The Feelies

New Jersey-based Indie-rock pioneers, the Feelies, are releasing their seventh album, Some Kinda Love, their first ever live album. Some Kinda Love features their performance of an extensive retrospective set of songs written for the Velvet Underground, recorded at a sold-out White Eagle Hall in Jersey City, NJ on October 13. 2018, produced by Feelies founders Bill Million and Glenn Mercer.  The concert was staged in conjunction with the opening of The Velvet Underground Experience exhibition in the East Village at the request of its curators. Some Kinda Love is being released by Bar/None Records on October 13 digital download and via streaming platforms, then on 2 x 12” LP vinyl, and CD November 10.

Throughout the concert documented on Some Kinda Love, the group applied the entirety of their deep intimacy with the unique building blocks of the Velvet Underground’s artistic vocabulary, handling it with deceptive ease and obvious relish. That evening, they ran through a thoughtful mix of selections from all four Velvets’ studio albums as well as rare tracks that surfaced years after their demise, starting with “Sunday Morning,” the first song on the Velvets debut and closing with “Oh! Sweet Nuthin’,” the final song on their last studio album together.

Formed in Haledon NJ in the 1970’s, The Feelies have now released six albums including their critically acclaimed and influential debut Crazy Rhythms, which was voted 49 in the top 100 albums of the 1980s by Rolling Stone magazine and chosen by Spin Magazine as #49 of the best alternative records of all time. Their music has left an indelible mark on the landscape of rock and roll. Supporting the release of their first four albums the band appeared on the The Late Show With David Letterman and in concerts with The Patti Smith Group, R.E.M., and Bob Dylan as well as touring with Lou Reed.

In 2008, the Feelies ended a 17-year sabbatical as a group to open for long-time admirers Sonic Youth at Battery Park and then resurrected their tradition of playing low key gigs at strategic intervals throughout the year rather than doing lengthy tours. In 2009, they were invited by R.E.M. to perform at Carnegie Hall in “The Music of REM” charity concert benefitting music education programs for underprivileged youth, then by the artist Dan Graham to play an acoustic set at the opening of his first American retrospective, held at the Whitney Museum: Dan Graham: Beyond at the Whitney Museum of American Art. That same year Bar/None re-issued Crazy Rhythms and The Good Earth, this being the first band-sanctioned CD release of the former.  

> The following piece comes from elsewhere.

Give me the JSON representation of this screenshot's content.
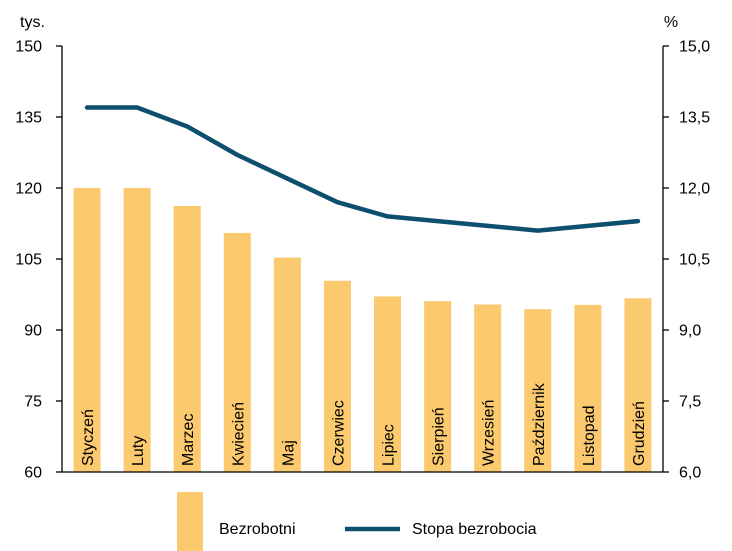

In 2011, they released a new studio album Here Before of which England’s The Wire enthused, “Here Before picks up as though they’d never left. The second line- up is fully present, and the basics of their sound have filtered through so many younger bands (from Yo La Tengo to SF Seals to The Chills) that the music possesses a great kind of faux- familiarity. ‘Time Is Right’ sounds something like The Terminals doing a Stooges tribute tune. It – and some of the Velvets riff – lifts that occur during the album’s later moments- make me remember how nuts this group seemed 30-plus years ago.” 

In honor of their 40th Anniversary Bar/None Records re-released their third and fourth albums, Only Life and Time for a Witness in early 2015.  As a special Record Store Day release Bar None/Coyote Records co-released the Feelies Uncovered, later in the year, a limited edition 12 “ EP featuring studio recordings of four covers of songs by Bob Dylan, The Doors, Patti Smith and Neil Young, none commercially available before. 

2017’s In Between was recorded in the midst of these celebrations. The album found them bringing fresh sonic maneuvers into the mix that make it both the quietest and most furious music they’ve created in their long and vaunted career.  The twin-guitar attack of songwriters and founders Mercer and Million has remained at the core of the group’s infectious sound all along, paired with the driving rhythmic team of drummer Stan Demeski and percussionist Dave Weckerman, with Brenda Sauter’s bass guitar proving a rock-solid foundation.

In 2022, the Feelies reactivated their alter ego, the Willies which had been an important vehicle for experimentation for Feelies mainstays Glenn Mercer and Bill Million during the period between the release of their debut Crazy Rhythms and The Good Earth their second album. The Willies, featuring all the Feelies’ members, perform original instrumentals including vintage numbers like “The Obedient Atom” as well as interpretations of instrumental works by Brian Eno, David Bowie and Jimi Hendrix. Toni and John Baumgartner of longstanding NJ Art-folk outfit Speed The Plough are special guests on several numbers.

Their music has been featured in the films Married to the Mob, Something Wild, Prelude to a Kiss, The Truth About Charlie, The Squid & the Whale and Ricki and the Flash. Acclaimed American novelist, Rick Moody, cited The Good Earth as the inspiration for his debut 1992 novel Garden State. Rolling Stone has cited The Feelies as “a template of formal perfection.” They have influenced bands like R.E.M., Real Estate and WEEZER.  They continue to regularly perform live.